Кэтрин не бежала, она летела, не чувствуя своего тела, не ощущая довольно таки грязного, бугристого, осеннего тротуара под ногами, не чувствуя сырого, преддождевого ветра. Еще немного и, казалось, она закружится в безумном танце. Но удивленные, осуждающие взгляды редких, встречных прохожих, удерживали ее от окончательно безумного поведения. Если воздушные поцелуи вперемешку с показыванием языка и подпрыгиванием ни есть окончательно безумное поведение. Все казалось ей не реальным и замечательным.
Но и действительность тоже была прекрасной. Ее Кэтрин, молодую балерину из «Танцевального театра Гарлема» пригласили работать в «Американ балле тиэтр», с подписанием контракта на последующие пять лет, в тот самый театр которым когда-то руководил Нуриев, где танцевали Алисия Алонсо, Нора Кей, Наталья Макарова, Карла Фраччи. И не просто в труппу простой балериной, а солисткой, и сразу на исполнение партии Мари в Щелкунчике во всех рождественских спектаклях.
Это было так неожиданно, так прекрасно, что она вот уже час не могла прийти в себя, находясь в беспамятной эйфории.
Еще час назад Катрин не могла об этом и мечтать. Она гостила эти выходные, как в прочем и большинство своих выходных, у тети Бетти, после смерти родителей оставшейся единственным родным человеком. Вообще, частые приезды в Патерсон в гораздо большей мере были связанны с Ричардом, чем со стареющей Бетти. Общение с тетей последнее время было коротким, тетушка понимающе довольствовалась малым. Только уважение к провинциальным взглядам с детства знакомых соседей, заставляли Кэтрин приезжать на выходные в дом тети, а не сразу к Ричарду.
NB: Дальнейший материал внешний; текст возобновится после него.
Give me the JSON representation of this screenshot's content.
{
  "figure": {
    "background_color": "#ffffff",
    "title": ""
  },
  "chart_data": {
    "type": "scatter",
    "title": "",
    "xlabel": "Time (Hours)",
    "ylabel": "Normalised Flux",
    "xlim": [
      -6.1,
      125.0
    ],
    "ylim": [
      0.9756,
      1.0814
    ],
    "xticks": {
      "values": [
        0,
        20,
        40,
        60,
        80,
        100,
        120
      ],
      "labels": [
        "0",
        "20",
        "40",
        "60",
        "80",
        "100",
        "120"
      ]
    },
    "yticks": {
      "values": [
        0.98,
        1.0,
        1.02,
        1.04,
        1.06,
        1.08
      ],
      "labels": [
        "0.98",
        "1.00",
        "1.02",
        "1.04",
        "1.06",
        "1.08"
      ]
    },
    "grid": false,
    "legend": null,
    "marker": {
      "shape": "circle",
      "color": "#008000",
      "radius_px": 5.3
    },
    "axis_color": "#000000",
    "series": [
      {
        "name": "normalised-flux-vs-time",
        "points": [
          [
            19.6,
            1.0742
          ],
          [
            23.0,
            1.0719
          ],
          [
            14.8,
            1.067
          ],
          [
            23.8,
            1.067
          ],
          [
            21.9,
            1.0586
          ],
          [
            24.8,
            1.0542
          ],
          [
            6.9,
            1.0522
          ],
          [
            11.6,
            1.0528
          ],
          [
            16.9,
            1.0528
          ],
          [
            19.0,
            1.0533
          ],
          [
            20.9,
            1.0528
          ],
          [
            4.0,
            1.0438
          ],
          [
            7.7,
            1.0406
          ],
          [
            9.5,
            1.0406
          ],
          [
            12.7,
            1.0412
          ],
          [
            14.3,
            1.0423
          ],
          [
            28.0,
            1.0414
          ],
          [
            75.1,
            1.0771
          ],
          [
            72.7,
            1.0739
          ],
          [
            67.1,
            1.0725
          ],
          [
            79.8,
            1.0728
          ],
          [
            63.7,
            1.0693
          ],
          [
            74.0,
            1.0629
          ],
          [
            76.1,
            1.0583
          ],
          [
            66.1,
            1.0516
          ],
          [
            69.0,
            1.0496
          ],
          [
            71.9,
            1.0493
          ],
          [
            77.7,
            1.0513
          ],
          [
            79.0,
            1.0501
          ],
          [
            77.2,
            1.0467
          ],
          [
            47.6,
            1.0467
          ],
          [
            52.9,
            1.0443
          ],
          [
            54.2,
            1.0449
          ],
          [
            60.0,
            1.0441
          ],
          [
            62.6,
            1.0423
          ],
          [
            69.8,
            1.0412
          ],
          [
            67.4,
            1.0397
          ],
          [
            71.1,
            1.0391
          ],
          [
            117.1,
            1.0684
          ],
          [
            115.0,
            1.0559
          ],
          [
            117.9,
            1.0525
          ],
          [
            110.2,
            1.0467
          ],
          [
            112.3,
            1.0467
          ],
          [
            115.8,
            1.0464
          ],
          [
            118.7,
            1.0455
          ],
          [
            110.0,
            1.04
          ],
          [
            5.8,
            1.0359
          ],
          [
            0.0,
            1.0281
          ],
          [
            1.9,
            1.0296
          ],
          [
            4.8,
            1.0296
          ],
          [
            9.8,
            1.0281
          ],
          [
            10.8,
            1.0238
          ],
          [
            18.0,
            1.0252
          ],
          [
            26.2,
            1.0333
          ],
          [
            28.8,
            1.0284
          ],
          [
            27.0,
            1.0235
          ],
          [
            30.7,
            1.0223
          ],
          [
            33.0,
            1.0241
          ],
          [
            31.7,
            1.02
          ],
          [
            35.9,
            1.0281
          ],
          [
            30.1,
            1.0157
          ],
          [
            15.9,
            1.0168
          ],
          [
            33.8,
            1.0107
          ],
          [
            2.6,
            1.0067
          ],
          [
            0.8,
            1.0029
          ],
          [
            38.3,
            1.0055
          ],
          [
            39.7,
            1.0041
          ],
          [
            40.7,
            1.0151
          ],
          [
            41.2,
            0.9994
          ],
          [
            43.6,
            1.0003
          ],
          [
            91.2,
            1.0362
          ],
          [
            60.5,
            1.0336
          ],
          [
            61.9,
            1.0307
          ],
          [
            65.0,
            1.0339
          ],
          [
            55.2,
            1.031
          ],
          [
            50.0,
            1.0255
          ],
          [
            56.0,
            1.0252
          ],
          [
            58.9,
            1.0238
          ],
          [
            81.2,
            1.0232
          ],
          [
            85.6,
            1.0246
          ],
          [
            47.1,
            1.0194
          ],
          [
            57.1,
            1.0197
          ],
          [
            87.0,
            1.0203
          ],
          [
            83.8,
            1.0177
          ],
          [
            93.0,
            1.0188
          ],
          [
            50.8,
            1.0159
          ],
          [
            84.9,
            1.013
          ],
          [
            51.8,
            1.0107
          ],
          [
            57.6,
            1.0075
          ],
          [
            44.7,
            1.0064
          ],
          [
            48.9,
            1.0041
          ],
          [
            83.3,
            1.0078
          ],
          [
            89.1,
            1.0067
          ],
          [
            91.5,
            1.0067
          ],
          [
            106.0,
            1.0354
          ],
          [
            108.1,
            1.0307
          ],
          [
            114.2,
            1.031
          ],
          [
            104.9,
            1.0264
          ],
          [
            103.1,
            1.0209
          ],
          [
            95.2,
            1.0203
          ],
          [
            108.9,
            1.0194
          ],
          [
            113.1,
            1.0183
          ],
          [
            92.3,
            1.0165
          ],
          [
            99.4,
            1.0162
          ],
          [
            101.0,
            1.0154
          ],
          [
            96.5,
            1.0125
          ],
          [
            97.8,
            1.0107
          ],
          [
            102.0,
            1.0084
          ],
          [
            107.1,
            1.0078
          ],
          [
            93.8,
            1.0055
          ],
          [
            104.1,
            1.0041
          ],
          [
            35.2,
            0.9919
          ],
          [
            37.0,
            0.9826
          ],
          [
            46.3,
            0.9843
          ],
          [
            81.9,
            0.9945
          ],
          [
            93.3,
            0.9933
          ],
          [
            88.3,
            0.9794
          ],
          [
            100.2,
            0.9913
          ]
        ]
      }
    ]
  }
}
Любовь между Кэтрин и Ричардом проклюнулась еще в детстве, дети жили по соседству и очень дружили. Но разные наставления родителей, отсюда разные увлечения и стремления развели их в подростковом возрасте по разным учебным заведениям и не дали этой любви развиться и окрепнуть. Кэтрин увлеклась классическим танцем, а Ричард – техникой. После завершения учебы - у каждого своя работа, своя жизнь.
Но вот позапрошлым летом, была неожиданная встреча на пляже Лонг-Айленда. И оказывается любовь не умерла и смогла вспыхнуть ярким пламенем.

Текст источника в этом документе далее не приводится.